The following comes from My Unquiet Heart:
My son and I went for a drink at a café last night, and sat at a table in the front window. There was a homeless man sitting on the porch, alone. As Isaac and I drank our root beers, a young woman quietly walked up to the man and spoke with him. She came inside, purchased a coffee, filled it with cream and sugar, then went back outside to deliver it to the man.
This was impressive enough. The woman was discreet, and clearly didn't want to draw attention to herself. But what impressed me most deeply about her was that she didn't just buy this man a coffee. She talked with him, looked him in the eye, and touched him on the shoulder unselfconsciously and with evident care. She provided for me, as a parent, a teaching moment as I pointed out to Isaac what she was doing. She also taught me by modelling the kind of generous love to which we are called as Christians.
I couldn't help but be reminded of something Pope Francis said to his fellow Argentinians in August 2013 as they gathered to celebrate the feast of St Gaetano. In his talk, Pope Francis talked specifically not just about giving alms, but about how we should give alms. He did this by going through the questions he asks people when it comes to giving to the poor:
“Do you give alms?
“They tell me, ‘Yes, Father.’
“And when you give alms do you look in the eyes of the people you give them to?

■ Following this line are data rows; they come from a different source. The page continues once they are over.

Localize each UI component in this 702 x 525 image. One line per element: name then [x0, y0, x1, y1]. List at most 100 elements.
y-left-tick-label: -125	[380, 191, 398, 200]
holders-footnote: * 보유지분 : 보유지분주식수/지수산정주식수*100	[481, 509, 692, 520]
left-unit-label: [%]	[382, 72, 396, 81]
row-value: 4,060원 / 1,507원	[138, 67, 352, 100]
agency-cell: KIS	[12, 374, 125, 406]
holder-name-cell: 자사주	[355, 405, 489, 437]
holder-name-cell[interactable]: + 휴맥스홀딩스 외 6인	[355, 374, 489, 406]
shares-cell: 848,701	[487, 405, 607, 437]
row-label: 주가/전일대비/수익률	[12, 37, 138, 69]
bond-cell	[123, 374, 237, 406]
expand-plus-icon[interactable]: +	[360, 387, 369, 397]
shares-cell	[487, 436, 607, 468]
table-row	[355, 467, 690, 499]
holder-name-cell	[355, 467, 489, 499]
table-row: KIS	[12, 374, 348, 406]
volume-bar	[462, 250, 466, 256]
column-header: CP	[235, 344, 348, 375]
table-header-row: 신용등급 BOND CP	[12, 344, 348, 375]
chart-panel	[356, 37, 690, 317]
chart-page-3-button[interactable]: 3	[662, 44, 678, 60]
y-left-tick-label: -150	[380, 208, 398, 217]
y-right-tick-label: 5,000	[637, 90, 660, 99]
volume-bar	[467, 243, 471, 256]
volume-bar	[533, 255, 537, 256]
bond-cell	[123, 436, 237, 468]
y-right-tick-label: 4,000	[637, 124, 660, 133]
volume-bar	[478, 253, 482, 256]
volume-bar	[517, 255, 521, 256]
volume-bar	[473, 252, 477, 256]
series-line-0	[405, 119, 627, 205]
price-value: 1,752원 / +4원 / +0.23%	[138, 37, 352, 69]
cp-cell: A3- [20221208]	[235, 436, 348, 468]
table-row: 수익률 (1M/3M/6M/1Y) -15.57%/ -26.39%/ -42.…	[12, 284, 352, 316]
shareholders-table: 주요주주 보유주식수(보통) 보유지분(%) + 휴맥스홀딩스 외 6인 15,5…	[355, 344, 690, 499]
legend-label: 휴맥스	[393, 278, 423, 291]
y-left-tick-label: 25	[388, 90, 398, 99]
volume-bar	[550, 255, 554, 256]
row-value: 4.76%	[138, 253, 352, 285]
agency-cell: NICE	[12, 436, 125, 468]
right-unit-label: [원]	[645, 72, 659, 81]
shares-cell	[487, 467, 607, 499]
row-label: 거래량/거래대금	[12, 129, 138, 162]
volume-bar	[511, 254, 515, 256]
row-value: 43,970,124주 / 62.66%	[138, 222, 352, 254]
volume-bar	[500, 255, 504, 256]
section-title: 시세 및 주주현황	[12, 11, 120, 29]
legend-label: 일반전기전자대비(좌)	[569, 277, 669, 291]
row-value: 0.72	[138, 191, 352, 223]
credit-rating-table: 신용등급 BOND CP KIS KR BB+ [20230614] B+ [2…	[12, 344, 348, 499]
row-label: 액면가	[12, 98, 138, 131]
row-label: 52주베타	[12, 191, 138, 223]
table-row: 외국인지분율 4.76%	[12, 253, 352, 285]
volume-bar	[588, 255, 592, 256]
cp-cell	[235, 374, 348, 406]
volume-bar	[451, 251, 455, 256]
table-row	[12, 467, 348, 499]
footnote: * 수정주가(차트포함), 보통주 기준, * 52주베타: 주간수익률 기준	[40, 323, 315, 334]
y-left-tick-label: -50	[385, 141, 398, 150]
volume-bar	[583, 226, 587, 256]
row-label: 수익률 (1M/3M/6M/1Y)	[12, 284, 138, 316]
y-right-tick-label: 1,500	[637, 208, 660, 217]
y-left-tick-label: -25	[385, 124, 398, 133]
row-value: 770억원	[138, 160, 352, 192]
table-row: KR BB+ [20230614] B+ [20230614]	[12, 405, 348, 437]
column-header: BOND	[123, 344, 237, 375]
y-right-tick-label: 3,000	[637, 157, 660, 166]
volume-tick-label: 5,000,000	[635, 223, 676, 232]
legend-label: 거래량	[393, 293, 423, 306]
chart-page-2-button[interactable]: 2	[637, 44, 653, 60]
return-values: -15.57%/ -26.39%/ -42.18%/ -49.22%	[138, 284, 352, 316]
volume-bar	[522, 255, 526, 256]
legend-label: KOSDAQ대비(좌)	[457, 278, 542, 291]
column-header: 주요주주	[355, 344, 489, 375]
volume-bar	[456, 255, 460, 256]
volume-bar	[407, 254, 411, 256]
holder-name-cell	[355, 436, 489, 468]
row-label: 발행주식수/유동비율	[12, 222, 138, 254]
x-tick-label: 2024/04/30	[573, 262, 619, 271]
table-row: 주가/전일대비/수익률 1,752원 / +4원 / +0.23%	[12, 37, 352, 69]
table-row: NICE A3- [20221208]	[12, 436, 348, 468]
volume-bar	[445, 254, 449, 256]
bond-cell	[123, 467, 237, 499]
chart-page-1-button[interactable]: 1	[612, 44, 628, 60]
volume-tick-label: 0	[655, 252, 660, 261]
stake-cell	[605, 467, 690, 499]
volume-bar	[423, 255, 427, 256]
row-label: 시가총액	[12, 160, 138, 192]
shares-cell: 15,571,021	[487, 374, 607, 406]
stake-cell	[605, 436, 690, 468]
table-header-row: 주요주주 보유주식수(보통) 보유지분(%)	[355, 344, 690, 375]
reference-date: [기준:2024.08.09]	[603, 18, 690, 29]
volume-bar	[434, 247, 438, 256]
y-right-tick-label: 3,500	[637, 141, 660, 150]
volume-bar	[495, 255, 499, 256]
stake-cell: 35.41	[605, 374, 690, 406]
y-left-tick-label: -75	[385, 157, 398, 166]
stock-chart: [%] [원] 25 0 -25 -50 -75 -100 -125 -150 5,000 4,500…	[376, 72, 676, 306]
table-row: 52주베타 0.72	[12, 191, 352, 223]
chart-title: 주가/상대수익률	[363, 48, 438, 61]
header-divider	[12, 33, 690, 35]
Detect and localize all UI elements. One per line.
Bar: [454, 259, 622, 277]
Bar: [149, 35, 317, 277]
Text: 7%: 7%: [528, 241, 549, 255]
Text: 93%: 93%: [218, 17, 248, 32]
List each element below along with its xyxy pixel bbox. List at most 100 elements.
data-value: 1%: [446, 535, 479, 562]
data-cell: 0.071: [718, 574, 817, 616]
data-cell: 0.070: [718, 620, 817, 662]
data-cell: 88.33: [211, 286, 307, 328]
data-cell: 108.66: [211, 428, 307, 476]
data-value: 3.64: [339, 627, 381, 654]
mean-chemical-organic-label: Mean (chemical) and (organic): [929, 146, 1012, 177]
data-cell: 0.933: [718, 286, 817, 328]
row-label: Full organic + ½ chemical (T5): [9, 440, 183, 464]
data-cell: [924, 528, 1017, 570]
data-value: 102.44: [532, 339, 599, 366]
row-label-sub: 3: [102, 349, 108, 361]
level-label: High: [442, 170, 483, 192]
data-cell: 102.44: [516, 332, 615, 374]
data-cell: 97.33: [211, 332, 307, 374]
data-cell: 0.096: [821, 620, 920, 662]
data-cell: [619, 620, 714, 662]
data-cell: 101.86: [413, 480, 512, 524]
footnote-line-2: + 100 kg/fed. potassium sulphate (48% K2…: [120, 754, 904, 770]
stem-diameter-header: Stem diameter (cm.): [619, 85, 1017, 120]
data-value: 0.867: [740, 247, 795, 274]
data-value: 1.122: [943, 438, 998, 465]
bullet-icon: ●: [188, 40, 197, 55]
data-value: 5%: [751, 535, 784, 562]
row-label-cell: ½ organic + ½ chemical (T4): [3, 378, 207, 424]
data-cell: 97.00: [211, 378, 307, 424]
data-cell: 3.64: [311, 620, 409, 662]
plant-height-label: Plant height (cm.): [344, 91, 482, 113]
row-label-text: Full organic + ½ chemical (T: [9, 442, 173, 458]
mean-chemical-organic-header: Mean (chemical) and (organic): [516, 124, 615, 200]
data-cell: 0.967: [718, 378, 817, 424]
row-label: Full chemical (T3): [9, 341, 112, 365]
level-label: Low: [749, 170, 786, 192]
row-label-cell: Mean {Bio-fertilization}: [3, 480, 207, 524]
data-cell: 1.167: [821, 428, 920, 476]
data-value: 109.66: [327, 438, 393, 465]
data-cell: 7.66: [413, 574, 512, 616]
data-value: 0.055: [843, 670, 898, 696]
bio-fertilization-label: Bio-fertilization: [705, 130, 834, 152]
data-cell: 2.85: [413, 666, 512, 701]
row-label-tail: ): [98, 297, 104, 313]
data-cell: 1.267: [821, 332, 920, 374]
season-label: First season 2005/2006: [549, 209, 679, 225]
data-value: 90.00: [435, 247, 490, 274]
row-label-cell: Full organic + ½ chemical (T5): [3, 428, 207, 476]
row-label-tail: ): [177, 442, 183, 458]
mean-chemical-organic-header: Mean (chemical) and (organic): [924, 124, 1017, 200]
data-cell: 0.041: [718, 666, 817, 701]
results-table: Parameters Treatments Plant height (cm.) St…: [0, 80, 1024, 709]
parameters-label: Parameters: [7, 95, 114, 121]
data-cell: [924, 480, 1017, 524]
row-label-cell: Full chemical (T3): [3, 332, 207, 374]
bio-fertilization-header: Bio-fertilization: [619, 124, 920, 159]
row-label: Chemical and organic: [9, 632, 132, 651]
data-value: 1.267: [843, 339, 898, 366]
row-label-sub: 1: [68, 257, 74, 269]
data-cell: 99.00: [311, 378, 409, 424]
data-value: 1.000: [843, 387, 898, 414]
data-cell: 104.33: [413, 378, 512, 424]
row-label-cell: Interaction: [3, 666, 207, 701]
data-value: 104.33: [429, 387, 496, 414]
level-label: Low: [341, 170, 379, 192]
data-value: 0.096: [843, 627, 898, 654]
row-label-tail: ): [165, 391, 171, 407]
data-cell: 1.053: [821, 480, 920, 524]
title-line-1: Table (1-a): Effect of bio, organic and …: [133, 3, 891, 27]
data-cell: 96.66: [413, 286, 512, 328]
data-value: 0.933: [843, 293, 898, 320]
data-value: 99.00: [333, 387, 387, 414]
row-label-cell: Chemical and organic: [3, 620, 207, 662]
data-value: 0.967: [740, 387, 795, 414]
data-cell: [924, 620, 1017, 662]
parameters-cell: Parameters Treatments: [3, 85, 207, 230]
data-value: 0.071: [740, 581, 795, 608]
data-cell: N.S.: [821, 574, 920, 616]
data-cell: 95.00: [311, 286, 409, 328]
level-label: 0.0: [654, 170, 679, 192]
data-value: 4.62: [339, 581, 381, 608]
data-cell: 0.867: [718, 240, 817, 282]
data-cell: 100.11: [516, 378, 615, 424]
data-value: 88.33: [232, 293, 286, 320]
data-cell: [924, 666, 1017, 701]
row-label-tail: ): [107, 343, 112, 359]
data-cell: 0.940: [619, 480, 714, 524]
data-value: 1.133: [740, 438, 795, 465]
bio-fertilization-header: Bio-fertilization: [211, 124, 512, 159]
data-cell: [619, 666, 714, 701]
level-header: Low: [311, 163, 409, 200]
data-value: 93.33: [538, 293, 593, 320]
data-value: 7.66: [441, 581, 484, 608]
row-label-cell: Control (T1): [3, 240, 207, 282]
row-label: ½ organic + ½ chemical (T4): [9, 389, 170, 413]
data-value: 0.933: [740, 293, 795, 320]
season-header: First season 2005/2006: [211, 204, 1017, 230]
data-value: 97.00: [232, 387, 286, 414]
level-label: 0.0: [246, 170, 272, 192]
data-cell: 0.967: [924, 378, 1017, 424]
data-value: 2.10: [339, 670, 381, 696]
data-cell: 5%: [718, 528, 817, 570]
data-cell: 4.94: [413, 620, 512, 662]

‘Oh, I don’t know, I don’t notice.’
“Look, he has not met the people. He threw the alms and left. When he gives the alms, does his hand touch (the hand of the poor) or does he toss the coin?”
“No, you throw the coin. And you have not touched, and if you did not touch him, you did not meet him.”
“What Jesus teaches us is first to meet, and (after) meeting, to help. We need to know how to meet. We need to build, to create, to construct a culture of encounter.”At a Heine Brothers Coffee shop on the corner of Bardstown Road and Longest Avenue, I saw a young woman truly meet a homeless man. Yes, there is more to generous love than just buying someone a coffee, talking to them, and touching them. There are systematic changes that need to take place in our society such that we truly care for the poor. However, such changes take place through transformed hearts, hearts like the one I saw yesterday that convict me to love more fully.